There is much that President Mubarak could have taken from the Bashar episode. The first lesson is the lack of popular opposition to the principle of arranging for one's son to succeed -- what in the West would be derisively termed nepotism. Although Syria was ridiculed in international and regional media, there were virtually no critical voices inside the country to stand in the way of either the elder Asad's plans or the younger Asad's aspirations. In Egypt, the arrest and jailing of Saad Eddin Ibrahim -- who was among the few Egyptian voices who criticized the possibility that the Mubarak family would follow the Asad model -- has had the effect of further silencing any prospective opposition.
The second lesson Mubarak may have learned is the importance of giving Gamal significant policy responsibility well in advance of succession; hence his NDP appointment. This could preempt the sort of international criticism Bashar suffered for having little experience in government when he took office.
The third lesson is the necessity of clearing the path for his son. Whereas this required the sacking and public humbling of certain officials in Syria, Mubarak is able to achieve these ends by keeping the vice presidency vacant and making sure no other public figure achieves significant national popularity.
Implications
Since 1952, all Egyptian heads of state, including President Mubarak, have been military men -- Gamal is not. His succession could usher in a new era of civilian, and perhaps liberal, rule.
The likelihood of this, however, is by no means certain. While the NDP is Egypt's most powerful party, it is infused with two decades of old guard corruption and bureaucratic inertia. Even if Gamal's commitment to democratic, liberal reform is real, it will take more than the herculean efforts of one person to remake the NDP into a vibrant force for positive change.
Meanwhile, the senior Mubarak seems to want to avoid too hasty a process of empowering his son, evidenced by the conspicuous absence of Gamal among the list of eight presidential appointees to the NDP's politburo.
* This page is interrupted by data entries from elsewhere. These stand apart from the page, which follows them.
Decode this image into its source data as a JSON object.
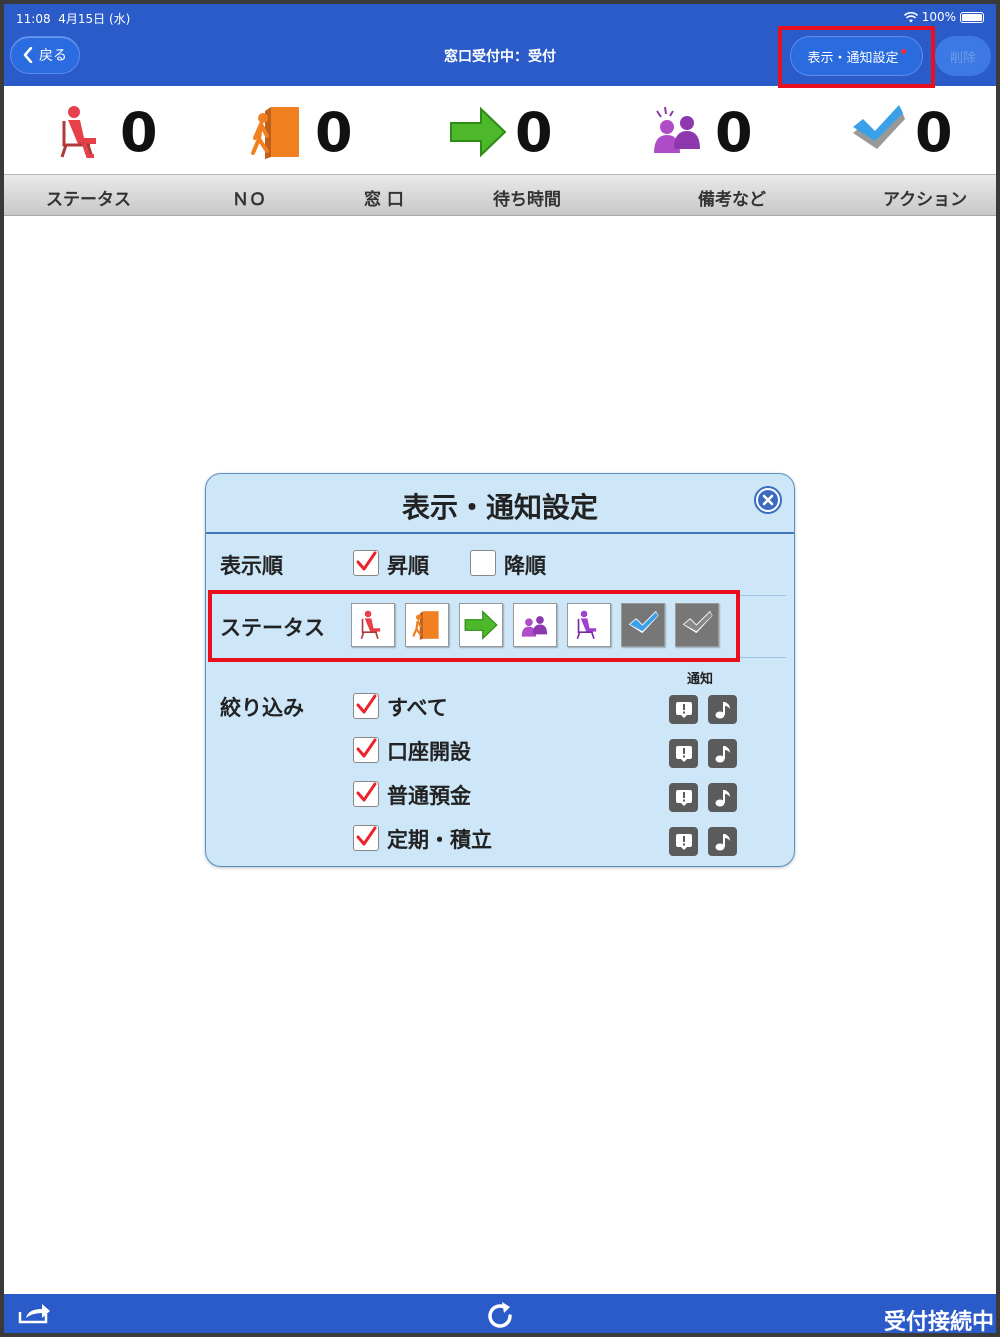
{
  "status_bar": {
    "time": "11:08",
    "date": "4月15日 (水)",
    "battery": "100%"
  },
  "nav": {
    "back_label": "戻る",
    "title": "窓口受付中：受付",
    "settings_label": "表示・通知設定",
    "delete_label": "削除"
  },
  "counters": [
    {
      "icon": "seated-person-icon",
      "value": "0"
    },
    {
      "icon": "exit-door-icon",
      "value": "0"
    },
    {
      "icon": "green-arrow-icon",
      "value": "0"
    },
    {
      "icon": "group-people-icon",
      "value": "0"
    },
    {
      "icon": "checkmark-icon",
      "value": "0"
    }
  ],
  "columns": [
    "ステータス",
    "ＮＯ",
    "窓 口",
    "待ち時間",
    "備考など",
    "アクション"
  ],
  "modal": {
    "title": "表示・通知設定",
    "sort": {
      "label": "表示順",
      "asc_label": "昇順",
      "asc_checked": true,
      "desc_label": "降順",
      "desc_checked": false
    },
    "status": {
      "label": "ステータス",
      "icons": [
        "seated-person-icon",
        "exit-door-icon",
        "green-arrow-icon",
        "group-people-icon",
        "purple-seated-person-icon",
        "blue-check-icon",
        "gray-check-icon"
      ]
    },
    "filter": {
      "label": "絞り込み",
      "notice_header": "通知",
      "items": [
        {
          "label": "すべて",
          "checked": true
        },
        {
          "label": "口座開設",
          "checked": true
        },
        {
          "label": "普通預金",
          "checked": true
        },
        {
          "label": "定期・積立",
          "checked": true
        }
      ]
    }
  },
  "bottom": {
    "connection_status": "受付接続中"
  },
  "colors": {
    "nav_blue": "#2a5bc8",
    "modal_bg": "#cde6f8",
    "highlight_red": "#e8101c",
    "check_red": "#e8242c"
  }
}
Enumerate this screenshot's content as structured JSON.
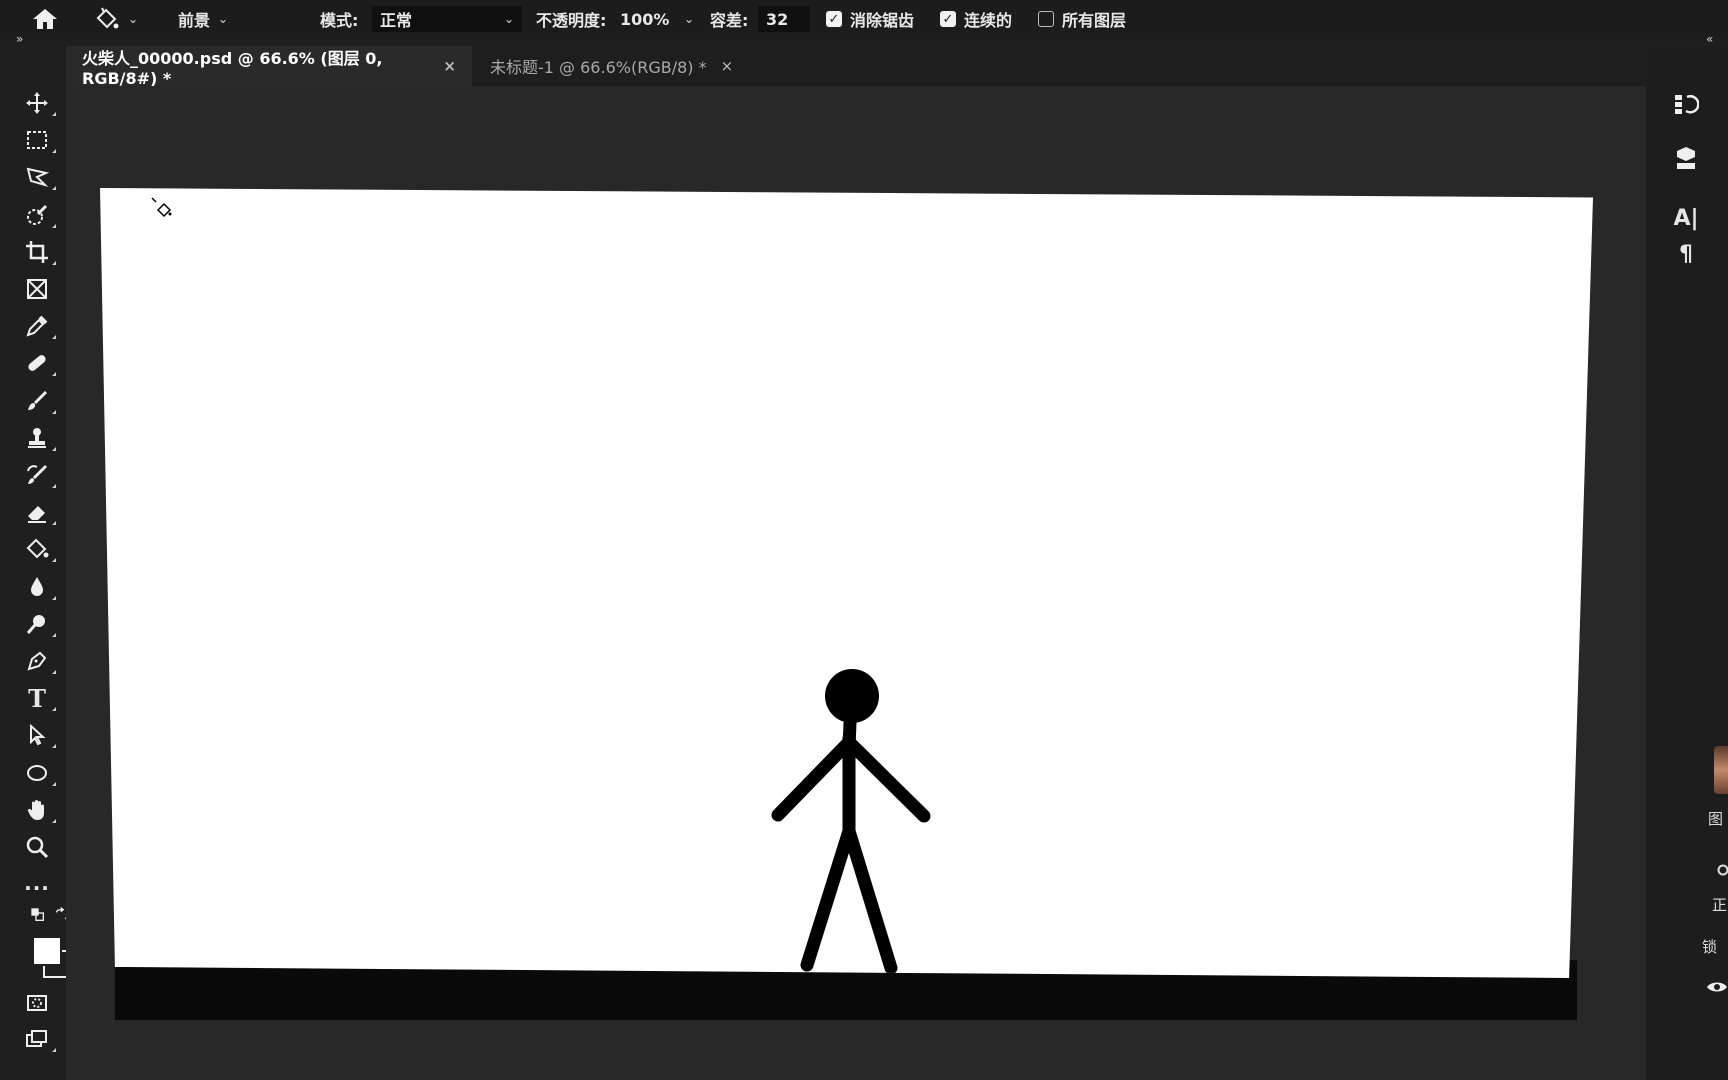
{
  "options_bar": {
    "home_icon": "home-icon",
    "tool_icon": "paint-bucket-icon",
    "fill_source": "前景",
    "mode_label": "模式:",
    "mode_value": "正常",
    "opacity_label": "不透明度:",
    "opacity_value": "100%",
    "tolerance_label": "容差:",
    "tolerance_value": "32",
    "antialias_label": "消除锯齿",
    "antialias_checked": true,
    "contiguous_label": "连续的",
    "contiguous_checked": true,
    "all_layers_label": "所有图层",
    "all_layers_checked": false
  },
  "tabs": [
    {
      "label": "火柴人_00000.psd @ 66.6% (图层 0, RGB/8#) *",
      "active": true,
      "close": "×"
    },
    {
      "label": "未标题-1 @ 66.6%(RGB/8) *",
      "active": false,
      "close": "×"
    }
  ],
  "panel_toggles": {
    "left": "»",
    "right": "«"
  },
  "toolbar": {
    "tools": [
      "move-icon",
      "marquee-icon",
      "lasso-icon",
      "quick-select-icon",
      "crop-icon",
      "frame-icon",
      "eyedropper-icon",
      "healing-icon",
      "brush-icon",
      "stamp-icon",
      "history-brush-icon",
      "eraser-icon",
      "paint-bucket-icon",
      "blur-icon",
      "dodge-icon",
      "pen-icon",
      "type-icon",
      "path-select-icon",
      "ellipse-icon",
      "hand-icon",
      "zoom-icon",
      "more-icon"
    ],
    "type_glyph": "T",
    "more_glyph": "..."
  },
  "right_panel": {
    "icons": [
      "history-icon",
      "3d-icon",
      "character-icon",
      "paragraph-icon",
      "eye-icon"
    ],
    "char_glyph": "A|",
    "para_glyph": "¶",
    "partial_labels": [
      "图",
      "正",
      "锁"
    ]
  },
  "colors": {
    "canvas": "#ffffff",
    "stick_figure": "#000000",
    "foreground": "#ffffff",
    "background": "#1f1f1f"
  }
}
Nonetheless, Gamal does hold a very powerful post in the NDP, answering only to two close associates of his father, longtime information minister and current NDP secretary-general Safwat al-Sherif and the NDP's number two, Kamal al-Shazly.
If Gamal achieves success in reforming the NDP, this might legitimize his possible appointment as political heir and perhaps show that he has what it takes to lead a country as powerful, proud, and important as Egypt. If he fails to implement reform and falls in with Egypt's old guard, then his rise to the top will only affirm a sad trend of dynastic mediocrity among other Arab states.
Jonathan Schanzer is a Soref fellow at The Washington Institute.